In a similar lesson, the life and legacy of Nelson Mandela give us the opportunity to question how we label people in our minds and speech, to learn from history that people we are taught to call ‘enemies’ sometimes turn out to be heroes. A British Prime Minister once called Mandela ‘that grubby little terrorist’. She was right, to an extent. He plotted guerilla violence and revolution in the tradition of Che Guevara. His organisation planted bombs. And for some of us, the lesson in that might be that questions of social justice and peace are not always simple or black and white. For others, it might be that today’s terrorist, once one understands their motivation, could be tomorrow’s heroic freedom fighter.
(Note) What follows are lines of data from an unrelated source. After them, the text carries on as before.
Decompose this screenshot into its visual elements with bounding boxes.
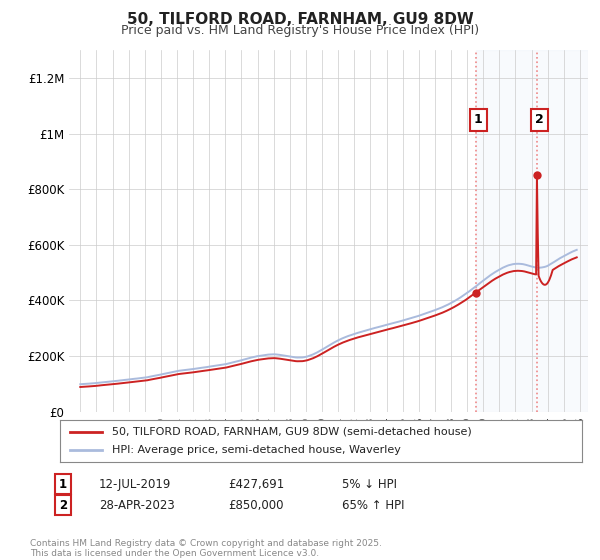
Text: 2: 2 — [59, 498, 67, 512]
Text: 28-APR-2023: 28-APR-2023 — [99, 498, 175, 512]
Text: £427,691: £427,691 — [228, 478, 284, 491]
Text: £850,000: £850,000 — [228, 498, 284, 512]
Text: 50, TILFORD ROAD, FARNHAM, GU9 8DW: 50, TILFORD ROAD, FARNHAM, GU9 8DW — [127, 12, 473, 27]
Text: 65% ↑ HPI: 65% ↑ HPI — [342, 498, 404, 512]
Text: Price paid vs. HM Land Registry's House Price Index (HPI): Price paid vs. HM Land Registry's House … — [121, 24, 479, 36]
Text: HPI: Average price, semi-detached house, Waverley: HPI: Average price, semi-detached house,… — [112, 445, 401, 455]
Text: Contains HM Land Registry data © Crown copyright and database right 2025.
This d: Contains HM Land Registry data © Crown c… — [30, 539, 382, 558]
Bar — [476, 50, 588, 412]
Text: 50, TILFORD ROAD, FARNHAM, GU9 8DW (semi-detached house): 50, TILFORD ROAD, FARNHAM, GU9 8DW (semi… — [112, 427, 472, 437]
Text: 1: 1 — [474, 113, 483, 127]
Text: 5% ↓ HPI: 5% ↓ HPI — [342, 478, 397, 491]
Text: 12-JUL-2019: 12-JUL-2019 — [99, 478, 172, 491]
Text: 2: 2 — [535, 113, 544, 127]
Text: 1: 1 — [59, 478, 67, 491]
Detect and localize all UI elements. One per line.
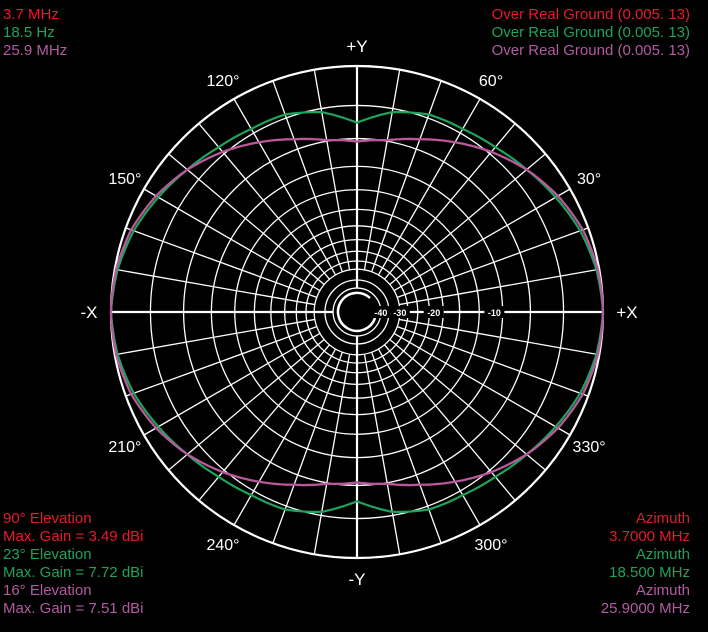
grid-spoke: [363, 354, 401, 555]
grid-spoke: [399, 268, 600, 306]
radial-tick-label: -10: [488, 308, 501, 318]
grid-spoke: [168, 153, 325, 285]
grid-spoke: [114, 268, 315, 306]
radial-tick-label: -20: [427, 308, 440, 318]
frequency-label: 18.5 Hz: [3, 24, 55, 41]
elevation-gain-label: 16° Elevation: [3, 582, 92, 599]
elevation-gain-list: 90° Elevation Max. Gain = 3.49 dBi 23° Ele…: [3, 510, 144, 618]
elevation-gain-label: Max. Gain = 7.51 dBi: [3, 600, 144, 617]
grid-spoke: [198, 344, 330, 501]
axis-label: -X: [81, 303, 98, 322]
grid-spoke: [313, 69, 351, 270]
grid-spoke: [125, 326, 317, 397]
azimuth-label: Azimuth: [635, 510, 690, 527]
grid-spoke: [143, 188, 321, 292]
angle-labels: 120° 60° 150° 30° 210° 330° 240° 300° +Y -Y +X -X -4…: [81, 37, 638, 589]
radial-label-bg: [370, 306, 391, 318]
grid-spoke: [114, 318, 315, 356]
radial-tick-label: -40: [374, 308, 387, 318]
pattern-trace-2: [109, 137, 605, 487]
elevation-gain-label: Max. Gain = 3.49 dBi: [3, 528, 144, 545]
grid-spoke: [168, 339, 325, 471]
grid-spoke: [363, 69, 401, 270]
elevation-gain-label: 23° Elevation: [3, 546, 92, 563]
grid-spoke: [198, 123, 330, 280]
axis-label: -Y: [349, 570, 366, 589]
azimuth-label: Azimuth: [635, 582, 690, 599]
grid-spoke: [377, 348, 481, 526]
grid-spoke: [233, 98, 337, 276]
grid-spoke: [397, 326, 589, 397]
ground-label: Over Real Ground (0.005. 13): [491, 24, 690, 41]
grid-spoke: [125, 227, 317, 298]
angle-label: 150°: [108, 171, 141, 188]
grid-spoke: [313, 354, 351, 555]
grid-spoke: [371, 352, 442, 544]
center-ring: [336, 291, 377, 333]
ground-label: Over Real Ground (0.005. 13): [491, 6, 690, 23]
angle-label: 330°: [573, 439, 606, 456]
frequency-label: 25.9 MHz: [3, 42, 68, 59]
grid-spoke: [143, 332, 321, 436]
angle-label: 240°: [206, 537, 239, 554]
azimuth-label: 18.500 MHz: [609, 564, 690, 581]
grid-spoke: [272, 80, 343, 272]
radial-label-bg: [389, 306, 410, 318]
elevation-gain-label: Max. Gain = 7.72 dBi: [3, 564, 144, 581]
angle-label: 210°: [108, 439, 141, 456]
grid-spoke: [397, 227, 589, 298]
pattern-traces: [109, 111, 605, 513]
radial-label-bg: [484, 306, 505, 318]
grid-spoke: [389, 153, 546, 285]
ground-list: Over Real Ground (0.005. 13) Over Real Gr…: [492, 6, 690, 60]
axis-label: +X: [616, 303, 637, 322]
grid-spoke: [233, 348, 337, 526]
grid-spoke: [384, 344, 516, 501]
grid-spoke: [399, 318, 600, 356]
grid-spoke: [272, 352, 343, 544]
frequency-label: 3.7 MHz: [3, 6, 59, 23]
grid-spoke: [384, 123, 516, 280]
grid-spoke: [377, 98, 481, 276]
angle-label: 60°: [479, 73, 503, 90]
ground-label: Over Real Ground (0.005. 13): [491, 42, 690, 59]
elevation-gain-label: 90° Elevation: [3, 510, 92, 527]
frequency-list: 3.7 MHz 18.5 Hz 25.9 MHz: [3, 6, 67, 60]
axis-label: +Y: [346, 37, 367, 56]
radial-tick-label: -30: [393, 308, 406, 318]
polar-grid: [109, 64, 605, 560]
angle-label: 30°: [577, 171, 601, 188]
angle-label: 300°: [474, 537, 507, 554]
radial-label-bg: [423, 306, 444, 318]
azimuth-label: 25.9000 MHz: [600, 600, 690, 617]
grid-spoke: [389, 339, 546, 471]
azimuth-label: 3.7000 MHz: [609, 528, 690, 545]
angle-label: 120°: [206, 73, 239, 90]
azimuth-frequency-list: Azimuth 3.7000 MHz Azimuth 18.500 MHz Azimut…: [601, 510, 690, 618]
grid-spoke: [393, 188, 571, 292]
azimuth-label: Azimuth: [635, 546, 690, 563]
grid-spoke: [393, 332, 571, 436]
grid-spoke: [371, 80, 442, 272]
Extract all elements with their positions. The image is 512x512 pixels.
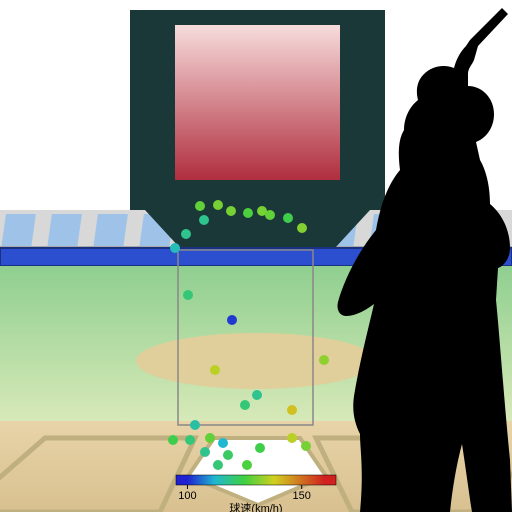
stand-window bbox=[47, 214, 81, 246]
pitch-dot bbox=[190, 420, 200, 430]
pitch-dot bbox=[181, 229, 191, 239]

I hope Madiba’s legacy is not to convince people that violence is justifiable, but I hope it makes us all think.

Nelson Mandela shares a light moment with Prince Charles in Amsterdam in 2002

We can learn from Madiba that even truly hopeless looking situations can change. That even when it seems pointless, it is still worth speaking out. Worth doing something. Imagine the perspective of his Robben Island cell. Imagine the perspective of anti-Apartheid campaigners working since the 70s. Every indication was that the South African Government would never give up power without a bloody and prolonged fight. And yet, miraculously, they did. A nation was changed. That has to be encouraging to anyone whose cause seems to have odds stacked high as security walls or rising sea-levels against them.

As we begin to mourn the passing of Madiba, the great Nelson Rolihlahla Mandela, I hope we would see him as he was. Not as a saint, but as a flawed and ordinary human being who stood for something powerful and achieved something extraordinary. Who fought against both white domination and black domination, who eschewed bitterness and revenge as well as passive acceptance of injustice, and who dedicated his years of freedom to making the world a better place. Would that we might use our freedom similarly.